Pero, como la blogosfera o la gente que estudia y analiza los medios sociales, que en el fondo es donde se incluyen los blogs, se retroalimenta, plantea también los puntos a chequear, tomando como partida lo que anteriormente señalábamos, para conocer la salud de un blog corporativo, en forma de ocho pruebas para conocer si un blog corporativo es digno de confianza

  • Redacción: Cómo escribes indica cuánto de auténtico puedes resultar. El blog debe estar escrito con voz humana.
  • Temática: ¿De qué habla tu blog? ¿Interesa a Marketing o tus consumidores? Debería hablar de la vida o trabajo cotidiano de tus clientes.
  • Humildad: ¿Tu blog es sincero o va de boquilla? Admite los errores, debate abiertamente los defectos de la compañía y sus productos, y explica en público cómo resolverlos.
  • Vínculos: Los enlaces son la moneda de la blogosfera. Indican que respetas tanto la opinión de alguien que estás dispuesto a enviar a los visitantes fuera de tu blog, enlazando tro recursos, incluso de competidores o críticos.
  • Inclusión: ¿Permites tomar parte a los clientes en tu blog? ¿O son sólo ciudadanos de segunda? Invitas a tus clientes a escribir en tu blog, o incluyes relatos de sus experiencias.
  • Dialogo: Permitir respuestas puede infundir confianza. Comentarios habilitados y publicados de forma automática.
  • Moderación: Los blogs que permiten comentarios discrepantes son más auténticos e interesantes. Las opiniones (que no sean spam o fuera de contexto) están permitidas, aunque sean críticas.

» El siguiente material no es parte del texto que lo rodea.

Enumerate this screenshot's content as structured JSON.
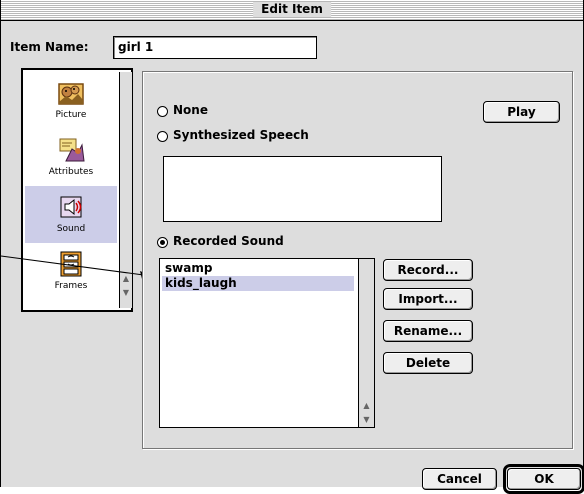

  • Frecuencia: Tener un ritmo regular de contenidos es importante. Un ratio de actualización acorde con la velocidad del mercado.

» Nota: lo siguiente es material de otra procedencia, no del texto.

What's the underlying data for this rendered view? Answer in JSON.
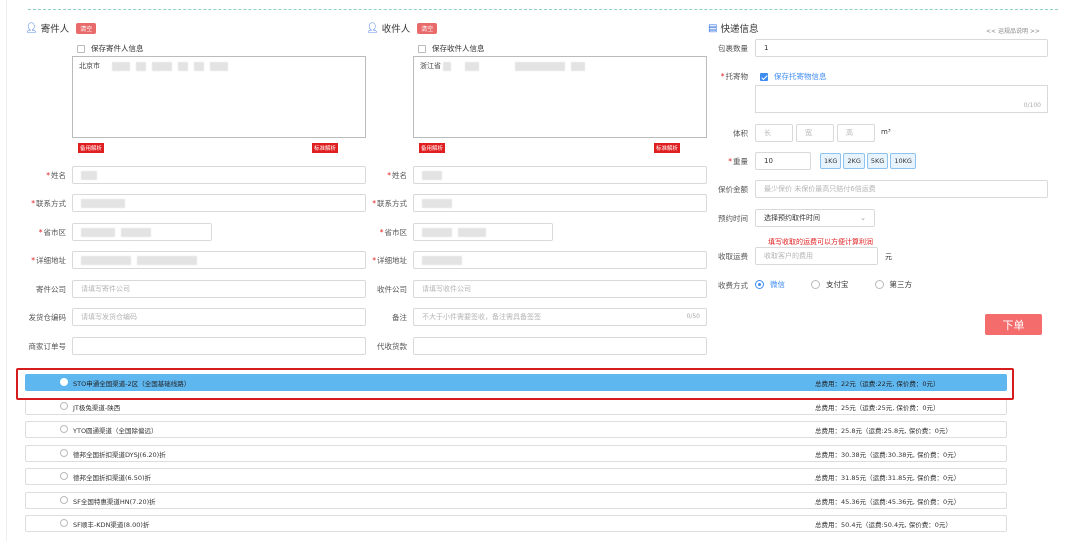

Resulta que al final, la idea de partida, que era reflexionar sobre el banco de confianza que todo blog debe tener, se ha derivado hacia el planteamiento que en realidad debe hacerse todo empresa para tener un blog. No es un camino de rosas, es un trabajo que riquiere su tiempo, pero sobretodo, de dar con la persona adecuada, no la de alguien a quien se le encarga abrir un medio social porque es la moda.

Seguro que continua la discusión, algo bueno si se termina abriendo la mente donde debe hacerse.